Infelizmente estes partidos, assim como os seus congéneres europeus,
pouco ou nada têm do espírito que iniciou o movimento da democracia
cristã.
Num
tempo onde a política é cada vez mais um jogo de aparências, com
pouca ou nenhuma substância, democracia cristã é aquilo que for
preciso para o partido crescer e ganhar o maior número de votos
possíveis. Evidentemente que se mantêm algumas das ideias originais
da democracia cristã, mas apenas como bagagem ideológica a que se
recorre quando necessário.
3.
Democracia cristã hoje?
A
democracia cristã ainda tem algo para oferecer a política dos nosso
dias?
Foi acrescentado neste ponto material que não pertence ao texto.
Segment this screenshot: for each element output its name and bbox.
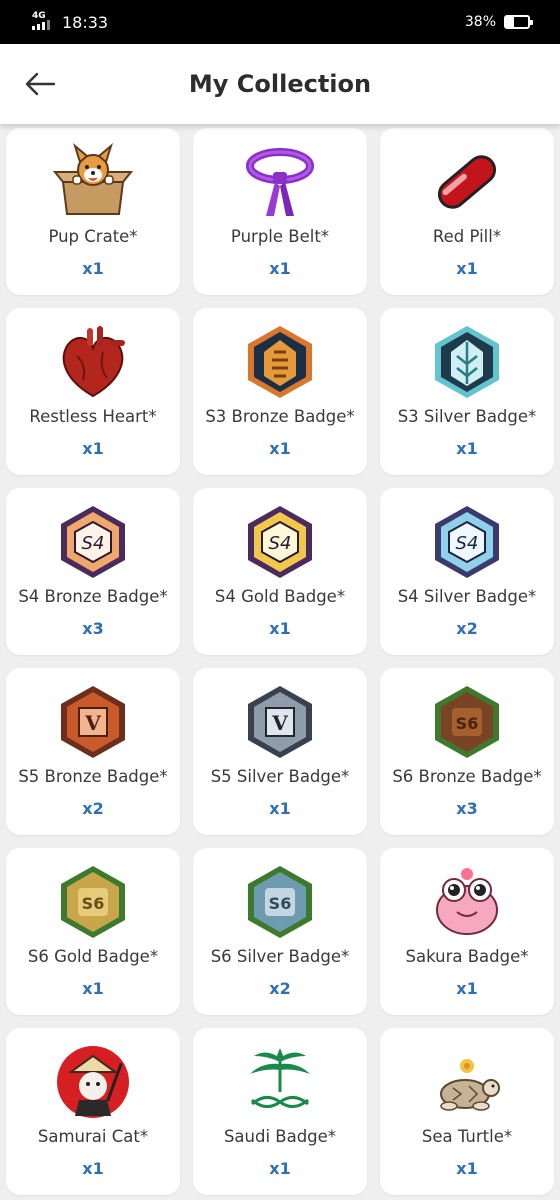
s5-silver-badge-icon: V [240,682,320,762]
collection-card[interactable]: V S5 Silver Badge* x1 [193,668,367,835]
collection-card[interactable]: S3 Silver Badge* x1 [380,308,554,475]
item-name: S3 Silver Badge* [397,407,537,426]
svg-text:V: V [271,711,288,735]
item-quantity: x2 [82,799,104,818]
collection-card[interactable]: V S5 Bronze Badge* x2 [6,668,180,835]
item-quantity: x1 [269,259,291,278]
item-name: S4 Bronze Badge* [18,587,168,606]
restless-heart-icon [53,322,133,402]
collection-card[interactable]: S4 S4 Gold Badge* x1 [193,488,367,655]
battery-fill [506,17,515,27]
collection-card[interactable]: S6 S6 Gold Badge* x1 [6,848,180,1015]
s3-silver-badge-icon [427,322,507,402]
collection-card[interactable]: Red Pill* x1 [380,128,554,295]
collection-card[interactable]: Samurai Cat* x1 [6,1028,180,1195]
item-quantity: x1 [269,799,291,818]
battery-percent: 38% [464,14,496,30]
s6-gold-badge-icon: S6 [53,862,133,942]
svg-text:S6: S6 [269,894,292,913]
svg-text:S4: S4 [269,533,292,554]
status-time: 18:33 [62,12,109,32]
svg-text:S6: S6 [456,714,479,733]
battery-icon [504,15,533,29]
item-name: Samurai Cat* [37,1127,149,1146]
item-quantity: x1 [269,439,291,458]
collection-card[interactable]: Saudi Badge* x1 [193,1028,367,1195]
item-name: Sea Turtle* [421,1127,513,1146]
s4-bronze-badge-icon: S4 [53,502,133,582]
item-name: Pup Crate* [48,227,138,246]
s3-bronze-badge-icon [240,322,320,402]
item-quantity: x3 [82,619,104,638]
item-quantity: x1 [456,259,478,278]
item-name: S6 Silver Badge* [210,947,350,966]
collection-grid: Pup Crate* x1 Purple Belt* x1 Red Pill* x1 … [6,128,556,1195]
collection-card[interactable]: S6 S6 Bronze Badge* x3 [380,668,554,835]
item-quantity: x3 [456,799,478,818]
status-bar: 4G 18:33 38% [0,0,560,44]
collection-card[interactable]: Pup Crate* x1 [6,128,180,295]
s4-silver-badge-icon: S4 [427,502,507,582]
status-left: 4G 18:33 [32,11,109,32]
saudi-badge-icon [240,1042,320,1122]
signal-icon: 4G [32,11,54,31]
item-name: Restless Heart* [29,407,157,426]
svg-text:S6: S6 [82,894,105,913]
item-name: Sakura Badge* [405,947,529,966]
pup-crate-icon [53,142,133,222]
collection-card[interactable]: Sakura Badge* x1 [380,848,554,1015]
item-quantity: x1 [456,1159,478,1178]
collection-card[interactable]: S3 Bronze Badge* x1 [193,308,367,475]
item-quantity: x1 [82,439,104,458]
item-name: S5 Silver Badge* [210,767,350,786]
item-quantity: x2 [269,979,291,998]
item-quantity: x1 [456,979,478,998]
item-quantity: x1 [82,1159,104,1178]
s4-gold-badge-icon: S4 [240,502,320,582]
s6-silver-badge-icon: S6 [240,862,320,942]
item-name: S5 Bronze Badge* [18,767,168,786]
item-name: S4 Gold Badge* [214,587,346,606]
svg-text:S4: S4 [82,533,105,554]
status-right: 38% [464,14,533,30]
svg-text:S4: S4 [456,533,479,554]
collection-card[interactable]: Purple Belt* x1 [193,128,367,295]
collection-card[interactable]: S4 S4 Bronze Badge* x3 [6,488,180,655]
collection-card[interactable]: Restless Heart* x1 [6,308,180,475]
samurai-cat-icon [53,1042,133,1122]
item-quantity: x1 [456,439,478,458]
purple-belt-icon [240,142,320,222]
collection-card[interactable]: S4 S4 Silver Badge* x2 [380,488,554,655]
red-pill-icon [427,142,507,222]
item-name: S4 Silver Badge* [397,587,537,606]
item-name: S6 Bronze Badge* [392,767,542,786]
item-name: Purple Belt* [230,227,330,246]
item-quantity: x1 [269,1159,291,1178]
s5-bronze-badge-icon: V [53,682,133,762]
s6-bronze-badge-icon: S6 [427,682,507,762]
item-name: S3 Bronze Badge* [205,407,355,426]
item-quantity: x2 [456,619,478,638]
item-quantity: x1 [82,979,104,998]
collection-card[interactable]: Sea Turtle* x1 [380,1028,554,1195]
item-name: S6 Gold Badge* [27,947,159,966]
page-title: My Collection [188,70,372,98]
item-quantity: x1 [269,619,291,638]
item-name: Saudi Badge* [223,1127,337,1146]
sea-turtle-icon [427,1042,507,1122]
sakura-badge-icon [427,862,507,942]
app-bar: My Collection [0,44,560,124]
item-name: Red Pill* [432,227,502,246]
svg-text:V: V [84,711,101,735]
collection-card[interactable]: S6 S6 Silver Badge* x2 [193,848,367,1015]
item-quantity: x1 [82,259,104,278]
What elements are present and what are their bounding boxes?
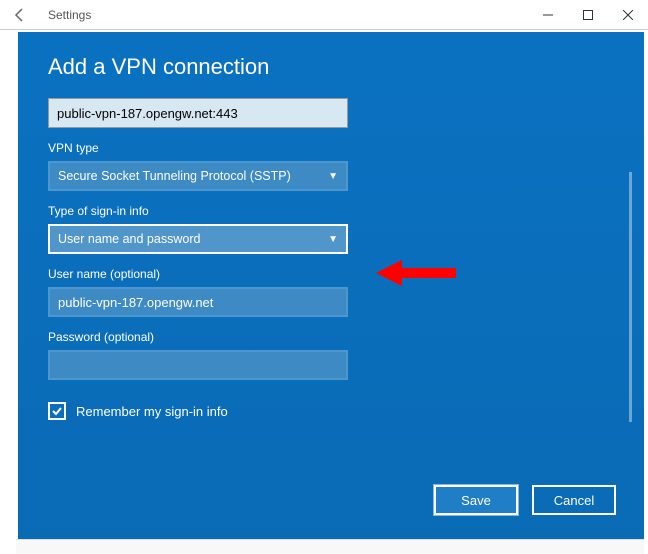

Sem dúvida que sim.
Num
tempo onde os partidos tradicionais parecem desligados da realidade,
perdidos entre um discurso politicamente correcto e a necessidade de
ganhar votos; num tempo onde a desconfiança da política leva ao
reaparecimento de velhas ideologias; num tempo onde a luta política
se encontra polarizada, onde já não interesse o bem comum mas o bem
do partido, a democracia cristã tem um contributo para oferecer.
Mas
não o fará se for simplesmente a trincheira dos "valores
cristãos", uma espécie de aldeia dos irredutíveis gauleses que
resiste hoje e sempre ao invasor. Se o empenho cristão na política
se limitar aos temas "cristãos" acabaremos tão presos na
ideologia como os outros. A democracia cristã como mera reacção a
um mundo hostil não só é inútil como está condenada ao falhanço.
O que
a democracia cristã tem de útil para o nosso tempo é esta visão
de uma política ao serviço do Homem, que não parte da ideologia
para encontrar soluções para os problemas, mas que diante de cada
desafio procura o caminho que sirva a dignidade humana. Evidentemente
que uma política ao serviço do Homem é uma política que defende a
vida em todas as circunstâncias, que defende a família, que defende
uma economia justa, que defende a justiça social e a paz. Mas tudo
isto são consequências da dignidade humana e não um fim em si
mesmo.
O
grande desafio para a democracia cristã no nosso tempo não é a
defesa dos "valores" (uma nova versão do "proletariado",
do "Estado" ou da "nação") mas servir o Homem
na política. Se assim for, então vale a pena ser democrata cristão hoje.